O. : Des rumeurs courent quant à votre départ de chez Olga Records pour une maison de disque plus de votre envergure… (on parle des DISQUES RITA MUSIQUE ET APERO. ndlr) Pouvez-vous nous en dire plus ?

S : J'y ai pensé, car Olga me faisait tourner le caca aigre dans la marronne. Ouais on va le faire, t’inquiètes c’est en chantier, mais au fond, ils voulaient pas y toucher, et je les comprends, car il faut mixer, donc écouter les morceaux, vingt secondes, passe encore mais j’avoue que moi-même plus de trois minutes, ça me rend nerveux et méprisant envers moi-même. Je pensais un moment créer une maison de disques où tout serait bâclé, tout fait à la va-vite et où on boirait des ricards préparés par les soins de ma mère qui sait faire des ricards bien tapés, car chez Olga, du ricard, nenni. J’aurais voulu produire tout ce qui braillait, en faire du mal cuit et du sous-brouillon, j’ai peur qu’un jour, chez Olga, on arrête de produire de la chiotte mal faite, ce qui serait tragique pour ma carrière.

O. : Vous êtes loin depuis 2 ans. Quelles relations entretenez-vous avec les artistes Olga ? On se souvient de votre apparition lors du concert évènement de Bernard Thomas à Brunémont…
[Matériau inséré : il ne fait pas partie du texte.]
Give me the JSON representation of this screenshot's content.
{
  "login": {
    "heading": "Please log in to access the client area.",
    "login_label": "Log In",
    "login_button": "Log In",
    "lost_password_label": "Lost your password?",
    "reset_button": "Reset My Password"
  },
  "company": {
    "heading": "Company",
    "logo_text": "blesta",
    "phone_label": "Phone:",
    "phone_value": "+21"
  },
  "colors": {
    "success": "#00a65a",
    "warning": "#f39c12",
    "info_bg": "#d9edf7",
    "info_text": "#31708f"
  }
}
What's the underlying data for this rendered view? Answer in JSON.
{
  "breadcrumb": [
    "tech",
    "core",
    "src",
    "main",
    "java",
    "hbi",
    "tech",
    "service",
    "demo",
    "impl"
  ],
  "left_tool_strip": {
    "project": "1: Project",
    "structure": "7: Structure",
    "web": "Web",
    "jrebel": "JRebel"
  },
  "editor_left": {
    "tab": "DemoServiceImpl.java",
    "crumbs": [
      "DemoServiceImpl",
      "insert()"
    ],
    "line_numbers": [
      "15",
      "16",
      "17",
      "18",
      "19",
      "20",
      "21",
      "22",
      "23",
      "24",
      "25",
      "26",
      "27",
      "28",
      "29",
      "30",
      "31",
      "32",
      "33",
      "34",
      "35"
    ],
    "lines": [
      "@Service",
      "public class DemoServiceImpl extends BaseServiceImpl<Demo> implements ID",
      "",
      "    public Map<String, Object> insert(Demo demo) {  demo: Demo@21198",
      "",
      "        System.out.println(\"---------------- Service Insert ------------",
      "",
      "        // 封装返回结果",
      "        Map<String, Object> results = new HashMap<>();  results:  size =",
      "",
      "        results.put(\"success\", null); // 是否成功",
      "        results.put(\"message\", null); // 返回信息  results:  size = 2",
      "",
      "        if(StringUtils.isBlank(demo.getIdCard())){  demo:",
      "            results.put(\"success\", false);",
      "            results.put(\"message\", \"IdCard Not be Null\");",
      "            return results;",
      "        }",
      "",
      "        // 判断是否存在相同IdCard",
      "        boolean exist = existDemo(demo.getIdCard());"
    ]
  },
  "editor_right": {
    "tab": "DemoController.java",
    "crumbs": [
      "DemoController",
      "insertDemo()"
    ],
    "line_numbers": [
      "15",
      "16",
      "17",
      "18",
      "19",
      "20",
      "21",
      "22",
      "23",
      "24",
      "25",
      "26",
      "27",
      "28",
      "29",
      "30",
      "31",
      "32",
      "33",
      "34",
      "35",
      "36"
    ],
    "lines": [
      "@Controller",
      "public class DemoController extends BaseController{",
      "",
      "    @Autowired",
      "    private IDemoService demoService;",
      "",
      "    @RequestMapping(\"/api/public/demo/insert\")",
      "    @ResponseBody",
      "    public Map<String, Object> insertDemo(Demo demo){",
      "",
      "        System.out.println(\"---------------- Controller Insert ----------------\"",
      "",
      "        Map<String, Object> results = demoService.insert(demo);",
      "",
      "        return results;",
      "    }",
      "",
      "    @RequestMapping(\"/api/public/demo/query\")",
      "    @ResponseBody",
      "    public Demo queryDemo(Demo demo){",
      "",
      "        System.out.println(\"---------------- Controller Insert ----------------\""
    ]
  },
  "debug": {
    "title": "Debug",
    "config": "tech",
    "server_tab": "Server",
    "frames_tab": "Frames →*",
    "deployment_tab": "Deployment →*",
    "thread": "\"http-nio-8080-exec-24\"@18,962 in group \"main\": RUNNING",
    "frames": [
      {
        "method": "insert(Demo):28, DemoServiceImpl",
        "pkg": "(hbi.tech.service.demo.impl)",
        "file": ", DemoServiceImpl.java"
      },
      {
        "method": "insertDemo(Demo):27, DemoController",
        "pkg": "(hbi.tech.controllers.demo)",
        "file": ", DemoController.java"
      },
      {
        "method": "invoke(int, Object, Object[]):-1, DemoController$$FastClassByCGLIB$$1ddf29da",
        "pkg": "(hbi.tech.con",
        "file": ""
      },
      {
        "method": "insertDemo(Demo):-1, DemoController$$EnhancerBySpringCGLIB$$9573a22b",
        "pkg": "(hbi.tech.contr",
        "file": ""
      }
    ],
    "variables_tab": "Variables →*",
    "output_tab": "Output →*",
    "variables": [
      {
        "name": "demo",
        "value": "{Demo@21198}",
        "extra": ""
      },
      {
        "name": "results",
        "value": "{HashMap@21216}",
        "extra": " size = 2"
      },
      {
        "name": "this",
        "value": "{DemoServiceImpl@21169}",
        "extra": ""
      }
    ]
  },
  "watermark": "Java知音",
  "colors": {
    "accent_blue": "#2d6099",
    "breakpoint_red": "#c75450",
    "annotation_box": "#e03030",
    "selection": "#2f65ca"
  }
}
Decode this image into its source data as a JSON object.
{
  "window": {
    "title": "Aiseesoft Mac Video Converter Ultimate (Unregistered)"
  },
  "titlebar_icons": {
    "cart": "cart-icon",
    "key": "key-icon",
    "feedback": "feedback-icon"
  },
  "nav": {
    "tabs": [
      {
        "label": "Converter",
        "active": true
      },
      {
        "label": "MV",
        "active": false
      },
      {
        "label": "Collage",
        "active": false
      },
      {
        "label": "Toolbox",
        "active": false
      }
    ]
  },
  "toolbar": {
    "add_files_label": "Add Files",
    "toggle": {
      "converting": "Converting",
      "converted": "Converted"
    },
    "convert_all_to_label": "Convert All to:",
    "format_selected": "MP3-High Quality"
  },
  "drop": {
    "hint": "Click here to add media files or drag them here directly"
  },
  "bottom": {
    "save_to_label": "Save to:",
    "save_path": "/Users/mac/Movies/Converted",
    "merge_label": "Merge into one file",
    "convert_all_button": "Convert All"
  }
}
S : Bin certains viennent me visiter, on s'écrit un peu, mais nos liens sont forts. On s’écoute, on se voit quand je viens en France. Je vois Trashing quand je passe à Paris, je traîne au studio Olga pour voir la machine tourner, je picole encore avec Darty Pascal et je suis toujours heureux de voir les stars du cru, surtout de les entendre. Je reste un fan de DJ Raf car lui, il a rien à dire dans ses chansons et pourtant y a plein de mots. Y a du génie là-dessous. Je suis même envieux. Je suis toujours très proche de Raymond Charles qui m’aide et me soutient sur tous mes albums, on est toujours en featuring, il vient me voir en Amérique et on fait de belles choses ensemble. Après, j’ai vécu un long moment avec Ben Dossa, on a écumé les honky-tonks et les bars à longs couteaux, bagarres, billards, bowling et whisky à gogo. J’ai vu aussi Bernard Thomas à Ferriday, sur les traces de Jerry Lee Lewis, il essayait de se taper une fat mama noire dans un cinéma abandonné, il a eu du mal à me reconnaître, il était marave au crack. Il y eut aussi Lamöche. Lamöche dont on n’entend pas assez la musique. D’ailleurs, je lance un appel à Lamöche : chante biloute, t’es le meilleur.

O. : Un dernier mot à nos lecteurs qui vous écoutent…

S : Je vous fais plein de bécots à tertous, la production est lente et ce qui viendra sera toujours aussi pénible, je compte salir les oreilles de tout le monde pendant des décennies. Kiss from Ferriday.